Start a chat against the Infomaniak endpoint and the Peerdom tools are available to the model. Ask “Which roles are vacant?” and the Swiss-hosted model reasons over the answer the Peerdom server returns.

Config schemas differ by client and version — check your runtime's docs for the exact keys. What stays constant is the data: the Infomaniak base URL and token, and the Peerdom endpoint (https://mcp.peerdom.org/mcp) with your X-Api-Key.

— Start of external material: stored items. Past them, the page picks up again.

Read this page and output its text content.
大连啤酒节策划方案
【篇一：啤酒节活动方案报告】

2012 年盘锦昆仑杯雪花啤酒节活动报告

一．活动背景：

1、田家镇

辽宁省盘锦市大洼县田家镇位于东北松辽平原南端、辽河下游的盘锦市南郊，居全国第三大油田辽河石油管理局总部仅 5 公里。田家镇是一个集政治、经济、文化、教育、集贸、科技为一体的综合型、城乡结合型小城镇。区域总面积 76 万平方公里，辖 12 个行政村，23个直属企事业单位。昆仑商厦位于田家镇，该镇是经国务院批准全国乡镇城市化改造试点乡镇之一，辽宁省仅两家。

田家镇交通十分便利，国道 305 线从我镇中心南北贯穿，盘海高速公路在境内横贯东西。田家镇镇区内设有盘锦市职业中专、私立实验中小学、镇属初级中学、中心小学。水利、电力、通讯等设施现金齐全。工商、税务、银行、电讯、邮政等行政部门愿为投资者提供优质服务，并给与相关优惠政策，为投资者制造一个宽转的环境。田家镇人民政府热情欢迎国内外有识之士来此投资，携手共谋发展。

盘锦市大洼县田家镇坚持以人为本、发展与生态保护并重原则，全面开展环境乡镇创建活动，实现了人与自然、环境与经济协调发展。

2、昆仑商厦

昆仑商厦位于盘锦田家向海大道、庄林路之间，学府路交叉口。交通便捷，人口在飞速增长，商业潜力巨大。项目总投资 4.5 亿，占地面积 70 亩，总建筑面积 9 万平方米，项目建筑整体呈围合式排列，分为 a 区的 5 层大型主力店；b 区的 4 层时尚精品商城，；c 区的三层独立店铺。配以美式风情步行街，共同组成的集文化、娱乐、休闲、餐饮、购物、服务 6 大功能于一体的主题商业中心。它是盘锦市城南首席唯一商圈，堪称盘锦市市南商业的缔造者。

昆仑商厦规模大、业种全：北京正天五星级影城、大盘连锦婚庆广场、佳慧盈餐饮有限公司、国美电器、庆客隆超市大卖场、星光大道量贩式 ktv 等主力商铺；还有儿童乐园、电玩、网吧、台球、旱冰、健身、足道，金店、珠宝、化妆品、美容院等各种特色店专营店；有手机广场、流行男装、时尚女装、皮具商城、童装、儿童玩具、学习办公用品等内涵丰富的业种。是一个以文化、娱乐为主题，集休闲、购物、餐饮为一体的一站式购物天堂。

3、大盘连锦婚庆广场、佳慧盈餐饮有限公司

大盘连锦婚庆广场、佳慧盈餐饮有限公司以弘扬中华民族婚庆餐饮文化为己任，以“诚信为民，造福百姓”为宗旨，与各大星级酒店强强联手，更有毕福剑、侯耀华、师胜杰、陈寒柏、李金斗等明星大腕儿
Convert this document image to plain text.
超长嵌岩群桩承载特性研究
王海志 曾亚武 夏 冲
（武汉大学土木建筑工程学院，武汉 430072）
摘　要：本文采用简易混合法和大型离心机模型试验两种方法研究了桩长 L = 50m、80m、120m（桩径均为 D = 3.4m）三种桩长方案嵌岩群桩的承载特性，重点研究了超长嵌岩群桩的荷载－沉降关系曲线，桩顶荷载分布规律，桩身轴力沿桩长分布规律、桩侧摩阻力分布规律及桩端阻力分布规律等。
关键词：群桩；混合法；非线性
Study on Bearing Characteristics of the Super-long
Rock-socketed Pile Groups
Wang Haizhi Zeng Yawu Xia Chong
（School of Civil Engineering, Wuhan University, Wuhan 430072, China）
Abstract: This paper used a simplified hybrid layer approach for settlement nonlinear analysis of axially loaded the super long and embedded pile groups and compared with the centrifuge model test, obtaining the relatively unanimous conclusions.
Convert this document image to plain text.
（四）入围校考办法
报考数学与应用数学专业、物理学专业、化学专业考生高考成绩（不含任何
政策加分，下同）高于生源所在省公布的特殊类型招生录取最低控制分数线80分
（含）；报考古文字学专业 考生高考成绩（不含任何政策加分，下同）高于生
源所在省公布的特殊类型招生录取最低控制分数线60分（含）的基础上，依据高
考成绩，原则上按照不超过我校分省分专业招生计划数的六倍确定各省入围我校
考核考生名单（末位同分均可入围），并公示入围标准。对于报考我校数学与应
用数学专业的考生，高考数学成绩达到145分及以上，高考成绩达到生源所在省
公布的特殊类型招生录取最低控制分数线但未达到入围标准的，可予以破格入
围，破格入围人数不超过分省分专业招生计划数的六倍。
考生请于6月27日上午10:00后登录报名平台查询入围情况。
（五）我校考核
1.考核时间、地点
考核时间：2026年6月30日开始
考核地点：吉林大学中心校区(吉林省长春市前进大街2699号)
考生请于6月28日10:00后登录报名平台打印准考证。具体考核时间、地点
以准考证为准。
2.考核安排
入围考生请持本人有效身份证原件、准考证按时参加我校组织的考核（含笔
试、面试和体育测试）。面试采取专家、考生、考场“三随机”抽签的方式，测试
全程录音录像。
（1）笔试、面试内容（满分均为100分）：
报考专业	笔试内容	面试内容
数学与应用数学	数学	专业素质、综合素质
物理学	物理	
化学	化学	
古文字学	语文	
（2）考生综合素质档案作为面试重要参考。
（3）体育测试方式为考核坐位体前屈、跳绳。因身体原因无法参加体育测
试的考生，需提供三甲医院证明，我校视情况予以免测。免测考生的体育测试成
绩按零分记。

Other runtimes follow the same two-part pattern — point the model setting at the Infomaniak base URL, and add the Peerdom MCP server block from the main guide:

  • Goose, Cline, Continue — set the model provider to a custom OpenAI-compatible endpoint, then add the Peerdom MCP server.
  • Open WebUI — add Infomaniak as an OpenAI-compatible connection; reach MCP over HTTP (or via the MCPO proxy).
  • LM Studio — for a fully offline stack, run a local function-calling model instead of Infomaniak, and keep the same Peerdom MCP block.

Building your own agent

If you’re writing the agent yourself, the model call is plain OpenAI-compatible — point the SDK at Infomaniak’s base URL and pass the Peerdom tools (discovered from the MCP server) as tools:

from openai import OpenAI

client = OpenAI(
    base_url="https://api.infomaniak.com/2/ai/{PRODUCT_ID}/openai/v1",
    api_key="INFOMANIAK_API_TOKEN",
)

# `tools` are the Peerdom MCP tools, fetched via an MCP client library and
# converted to OpenAI function definitions; tool calls are dispatched back
# to https://mcp.peerdom.org/mcp with your X-Api-Key.
response = client.chat.completions.create(
    model="mistral-small",
    messages=[{"role": "user", "content": "Which roles are vacant in Marketing?"}],
    tools=tools,
    tool_choice="auto",
)

An MCP client library handles the handshake and tool dispatch; your loop just relays tool calls between the model and the Peerdom server.

Good to know

  • Tool-calling quality matters. Weaker models may loop, hallucinate tool names, or skip a needed call. If results are unreliable, move to a stronger function-calling model before debugging anything else.
  • Data residency is in your hands. With Infomaniak or a local model, your organizational data is reasoned over on EU/Swiss or on-premises infrastructure — only your API key reaches Peerdom, and the MCP server stores nothing.
  • Reads and writes. With your API key, an assistant connected through this stack can ask about your organization and, on the same key, make changes to it. Same tool surface as the main MCP integration. Choose your model and your runtime accordingly.